You might take a look at (Vogel, L. (n.d.). JavaServer Faces 1.2 development with Eclipse WTP JSF Tooling - Tutorial. Retrieved from which shows how to get a project off the ground using JSF 1.2. I used Tomcat for my experiments. I would have liked to have also gotten it working with JDeveloper 11g since it uses a Java EE container. However I could not see an Enterprise Manager for the standalone 11g OC4J, and I did not want to learn how to use admin.jar, since that is how I supposed I would have to deploy to OC4J without EM working. Maybe now that 11g OC4J has gone into production now (I was still using a technical preview install) the EM will be in place…or maybe they are calling EM something else now…
Also Eclipse does not know how to talk to OC4J 11g yet. However it does know how to talk to Tomcat 6.0, which is compliant with JSF 1.2 and JSP 2.1 and Java EE and all that stuff. So I finally got Eclipse talking to Tomcat with all the right libraries. I put all the libraries needed in the build path and in the WEB-INF\lib path as well.

I also used Apache MyFaces JSF implementation. I think Apache Mojarra would have worked just as well, but again Eclipse may not know how to talk to GlassFish. I do not think it does. However if you want to use Apache Mojarra against other Java EE containers you are supposed to be able to do that. However, it appears to me that in order to actually deploy to any web server there is always a set libraries you need to include in order to be able to do this.
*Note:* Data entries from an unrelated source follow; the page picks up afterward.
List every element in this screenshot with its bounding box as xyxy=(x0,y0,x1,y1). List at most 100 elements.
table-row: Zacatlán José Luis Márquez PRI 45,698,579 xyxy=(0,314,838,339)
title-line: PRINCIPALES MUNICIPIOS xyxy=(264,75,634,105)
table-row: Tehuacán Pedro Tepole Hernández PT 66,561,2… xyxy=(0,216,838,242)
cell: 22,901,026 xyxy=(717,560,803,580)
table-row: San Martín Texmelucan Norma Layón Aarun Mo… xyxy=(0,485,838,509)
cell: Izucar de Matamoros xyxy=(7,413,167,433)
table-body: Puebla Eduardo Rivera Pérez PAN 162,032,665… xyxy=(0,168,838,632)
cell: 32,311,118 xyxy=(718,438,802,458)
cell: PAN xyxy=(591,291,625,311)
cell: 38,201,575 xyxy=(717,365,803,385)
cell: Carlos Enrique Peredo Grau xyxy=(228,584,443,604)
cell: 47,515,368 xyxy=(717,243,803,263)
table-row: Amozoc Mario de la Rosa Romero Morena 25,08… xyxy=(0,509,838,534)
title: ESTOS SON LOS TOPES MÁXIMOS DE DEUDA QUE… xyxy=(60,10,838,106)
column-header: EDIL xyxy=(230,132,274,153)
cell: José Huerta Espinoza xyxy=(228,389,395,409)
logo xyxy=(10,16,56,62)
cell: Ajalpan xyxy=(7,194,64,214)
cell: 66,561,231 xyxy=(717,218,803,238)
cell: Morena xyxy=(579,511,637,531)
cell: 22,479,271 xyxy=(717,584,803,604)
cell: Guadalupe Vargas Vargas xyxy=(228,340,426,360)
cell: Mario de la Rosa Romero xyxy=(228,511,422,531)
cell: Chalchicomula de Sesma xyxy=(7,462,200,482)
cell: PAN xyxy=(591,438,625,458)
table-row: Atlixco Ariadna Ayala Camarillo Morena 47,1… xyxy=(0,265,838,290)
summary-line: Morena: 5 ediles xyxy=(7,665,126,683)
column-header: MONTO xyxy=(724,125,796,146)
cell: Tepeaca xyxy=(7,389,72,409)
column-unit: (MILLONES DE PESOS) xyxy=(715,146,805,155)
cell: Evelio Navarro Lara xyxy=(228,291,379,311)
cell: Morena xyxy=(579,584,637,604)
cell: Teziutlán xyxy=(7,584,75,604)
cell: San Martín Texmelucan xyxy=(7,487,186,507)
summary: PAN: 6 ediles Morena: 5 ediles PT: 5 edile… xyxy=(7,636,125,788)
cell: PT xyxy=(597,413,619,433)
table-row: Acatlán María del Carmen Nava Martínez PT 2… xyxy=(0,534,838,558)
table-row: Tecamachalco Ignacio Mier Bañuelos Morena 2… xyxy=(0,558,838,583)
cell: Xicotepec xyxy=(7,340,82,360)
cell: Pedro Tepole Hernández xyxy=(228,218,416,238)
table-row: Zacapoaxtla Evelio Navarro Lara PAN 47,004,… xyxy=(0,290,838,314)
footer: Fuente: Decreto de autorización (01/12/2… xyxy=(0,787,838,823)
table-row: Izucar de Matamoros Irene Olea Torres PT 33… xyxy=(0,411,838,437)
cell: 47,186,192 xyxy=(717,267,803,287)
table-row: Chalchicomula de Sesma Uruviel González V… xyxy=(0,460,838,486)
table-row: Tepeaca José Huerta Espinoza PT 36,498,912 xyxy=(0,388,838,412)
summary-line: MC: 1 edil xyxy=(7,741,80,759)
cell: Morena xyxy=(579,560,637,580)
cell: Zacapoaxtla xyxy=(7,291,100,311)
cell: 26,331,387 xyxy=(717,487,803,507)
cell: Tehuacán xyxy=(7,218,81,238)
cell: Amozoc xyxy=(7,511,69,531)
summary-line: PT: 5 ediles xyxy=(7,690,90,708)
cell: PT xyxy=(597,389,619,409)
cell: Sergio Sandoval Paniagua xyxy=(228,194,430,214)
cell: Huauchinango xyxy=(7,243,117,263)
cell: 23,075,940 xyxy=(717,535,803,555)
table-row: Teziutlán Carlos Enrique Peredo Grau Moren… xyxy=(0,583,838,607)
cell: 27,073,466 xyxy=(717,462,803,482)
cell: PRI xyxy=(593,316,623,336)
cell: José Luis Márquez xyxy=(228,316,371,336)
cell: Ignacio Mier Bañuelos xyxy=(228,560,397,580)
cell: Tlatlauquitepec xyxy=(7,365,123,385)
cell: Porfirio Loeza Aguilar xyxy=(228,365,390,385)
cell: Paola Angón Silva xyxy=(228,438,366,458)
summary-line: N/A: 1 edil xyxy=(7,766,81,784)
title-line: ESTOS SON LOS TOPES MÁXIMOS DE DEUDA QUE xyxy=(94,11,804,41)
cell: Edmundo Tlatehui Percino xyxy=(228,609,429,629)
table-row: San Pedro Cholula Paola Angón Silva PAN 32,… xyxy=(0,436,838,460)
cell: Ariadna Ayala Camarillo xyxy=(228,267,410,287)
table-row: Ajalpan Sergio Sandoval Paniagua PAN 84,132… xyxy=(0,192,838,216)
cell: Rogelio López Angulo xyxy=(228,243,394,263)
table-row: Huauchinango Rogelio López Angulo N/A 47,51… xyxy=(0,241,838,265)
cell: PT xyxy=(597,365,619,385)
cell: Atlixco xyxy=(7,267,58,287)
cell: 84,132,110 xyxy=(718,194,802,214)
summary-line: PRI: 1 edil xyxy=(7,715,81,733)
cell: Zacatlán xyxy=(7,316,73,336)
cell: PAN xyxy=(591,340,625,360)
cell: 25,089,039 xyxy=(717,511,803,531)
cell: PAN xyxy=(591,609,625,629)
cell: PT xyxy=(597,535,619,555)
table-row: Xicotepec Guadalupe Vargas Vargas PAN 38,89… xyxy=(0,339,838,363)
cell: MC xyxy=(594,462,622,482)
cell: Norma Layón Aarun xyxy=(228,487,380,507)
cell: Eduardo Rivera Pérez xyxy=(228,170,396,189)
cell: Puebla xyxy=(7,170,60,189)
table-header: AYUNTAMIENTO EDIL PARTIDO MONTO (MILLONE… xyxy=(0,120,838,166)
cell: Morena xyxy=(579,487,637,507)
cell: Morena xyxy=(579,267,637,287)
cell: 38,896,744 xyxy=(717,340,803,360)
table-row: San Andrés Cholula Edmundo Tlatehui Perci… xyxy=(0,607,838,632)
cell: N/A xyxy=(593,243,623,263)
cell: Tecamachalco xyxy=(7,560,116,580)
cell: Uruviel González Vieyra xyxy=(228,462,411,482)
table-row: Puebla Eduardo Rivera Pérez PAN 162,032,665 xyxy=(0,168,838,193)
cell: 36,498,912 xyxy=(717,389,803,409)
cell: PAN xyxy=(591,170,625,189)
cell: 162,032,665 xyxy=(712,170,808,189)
It is not clear to me quite yet how to lay my hands always on this set of libraries, although I am thinking: probably the website of the app server in question…in the chapter on JSF perhaps?? Eclipse, if it knows how to deal with a server or a version of that server, will line up these magical libraries for the server if you specify what server you are using for a particular project. So if you are creating a new “Dynamic Web Project” of the JSF type, you can specify what server you want to deploy to (assuming you have set up Eclipse’s connection to your installation of whatever server you want to deploy to), and then those server-specific libraries will be lined up for you.

It looks like JSF 2.0 is in the works (ai yi yi!), so y’all better get it (and keep it) in gear!! J


shay said...

Actually the integrated server inside JDeveloper 11g is not OC4J but rather WebLogic Server 10.3.

It does have a Web management console that comes with it.

And you can do the regular one click deploy and run/debug from inside JDeveloper 11g - so you might want to give the production version a try out.

Michael A. Fons said...


Thanks very much. I did not know you read my blog. That is nice to know.

Thank you very much for the information. That is good information. I did not realize that you integrated the weblogic container into your product already!